To investigate the associations between major foods and dietary fibre with subtypes of stroke in a large prospective cohort.
Methods and results
We analysed data on 418 329 men and women from nine European countries, with an average of 12.7 years of follow-up. Diet was assessed using validated country-specific questionnaires which asked about habitual intake over the past year, calibrated using 24-h recalls. Multivariable-adjusted Cox regressions were used to estimate hazard ratios (HRs) for ischaemic and haemorrhagic stroke associated with consumption of red and processed meat, poultry, fish, dairy foods, eggs, cereals, fruit and vegetables, legumes, nuts and seeds, and dietary fibre. For ischaemic stroke (4281 cases), lower risks were observed with higher consumption of fruit and vegetables combined (HR; 95% CI per 200 g/day higher intake, 0.87; 0.82–0.93, P-trend < 0.001), dietary fibre (per 10 g/day, 0.77; 0.69–0.86, P-trend < 0.001), milk (per 200 g/day, 0.95; 0.91–0.99, P-trend = 0.02), yogurt (per 100 g/day, 0.91; 0.85–0.97, P-trend = 0.004), and cheese (per 30 g/day, 0.88; 0.81–0.97, P-trend = 0.008), while higher risk was observed with higher red meat consumption which attenuated when adjusted for the other statistically significant foods (per 50 g/day, 1.07; 0.96–1.20, P-trend = 0.20). For haemorrhagic stroke (1430 cases), higher risk was associated with higher egg consumption (per 20 g/day, 1.25; 1.09–1.43, P-trend = 0.002).

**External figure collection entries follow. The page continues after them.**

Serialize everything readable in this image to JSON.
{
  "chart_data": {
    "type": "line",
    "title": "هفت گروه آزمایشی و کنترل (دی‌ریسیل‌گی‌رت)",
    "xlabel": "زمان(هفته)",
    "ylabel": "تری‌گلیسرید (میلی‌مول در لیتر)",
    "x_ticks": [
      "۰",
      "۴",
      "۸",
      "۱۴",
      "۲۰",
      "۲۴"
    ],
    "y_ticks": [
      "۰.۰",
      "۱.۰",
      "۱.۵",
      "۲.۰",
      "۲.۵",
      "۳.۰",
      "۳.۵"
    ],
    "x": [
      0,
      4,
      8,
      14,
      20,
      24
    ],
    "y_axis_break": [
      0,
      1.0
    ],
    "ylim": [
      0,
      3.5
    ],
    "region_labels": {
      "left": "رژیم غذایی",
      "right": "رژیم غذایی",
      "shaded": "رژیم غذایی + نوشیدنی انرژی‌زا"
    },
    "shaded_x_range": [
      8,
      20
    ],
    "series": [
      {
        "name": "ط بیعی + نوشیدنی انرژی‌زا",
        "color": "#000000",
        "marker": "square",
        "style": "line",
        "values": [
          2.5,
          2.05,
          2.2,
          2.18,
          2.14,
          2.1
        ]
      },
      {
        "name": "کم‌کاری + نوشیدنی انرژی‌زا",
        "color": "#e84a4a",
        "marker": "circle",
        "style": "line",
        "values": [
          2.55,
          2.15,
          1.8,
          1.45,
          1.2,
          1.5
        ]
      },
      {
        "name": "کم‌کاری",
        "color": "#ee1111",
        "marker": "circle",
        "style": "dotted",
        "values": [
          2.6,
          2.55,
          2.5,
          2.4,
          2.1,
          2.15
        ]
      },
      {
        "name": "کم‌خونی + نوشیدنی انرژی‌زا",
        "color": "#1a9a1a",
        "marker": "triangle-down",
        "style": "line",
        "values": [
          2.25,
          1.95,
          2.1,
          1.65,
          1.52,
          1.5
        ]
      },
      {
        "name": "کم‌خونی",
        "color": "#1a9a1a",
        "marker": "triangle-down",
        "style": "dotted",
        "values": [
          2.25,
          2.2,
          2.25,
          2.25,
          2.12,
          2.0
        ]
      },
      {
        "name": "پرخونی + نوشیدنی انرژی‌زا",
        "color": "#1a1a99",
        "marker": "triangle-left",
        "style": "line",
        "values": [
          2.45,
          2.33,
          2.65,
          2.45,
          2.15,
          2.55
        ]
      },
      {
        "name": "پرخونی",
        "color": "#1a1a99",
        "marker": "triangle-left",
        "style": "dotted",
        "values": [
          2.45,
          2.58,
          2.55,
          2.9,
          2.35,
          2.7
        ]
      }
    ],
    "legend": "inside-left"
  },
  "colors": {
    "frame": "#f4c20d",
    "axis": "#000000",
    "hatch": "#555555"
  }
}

Risk of ischaemic stroke was inversely associated with consumption of fruit and vegetables, dietary fibre, and dairy foods, while risk of haemorrhagic stroke was positively associated with egg consumption. The apparent differences in the associations highlight the importance of examining ischaemic and haemorrhagic stroke subtypes separately.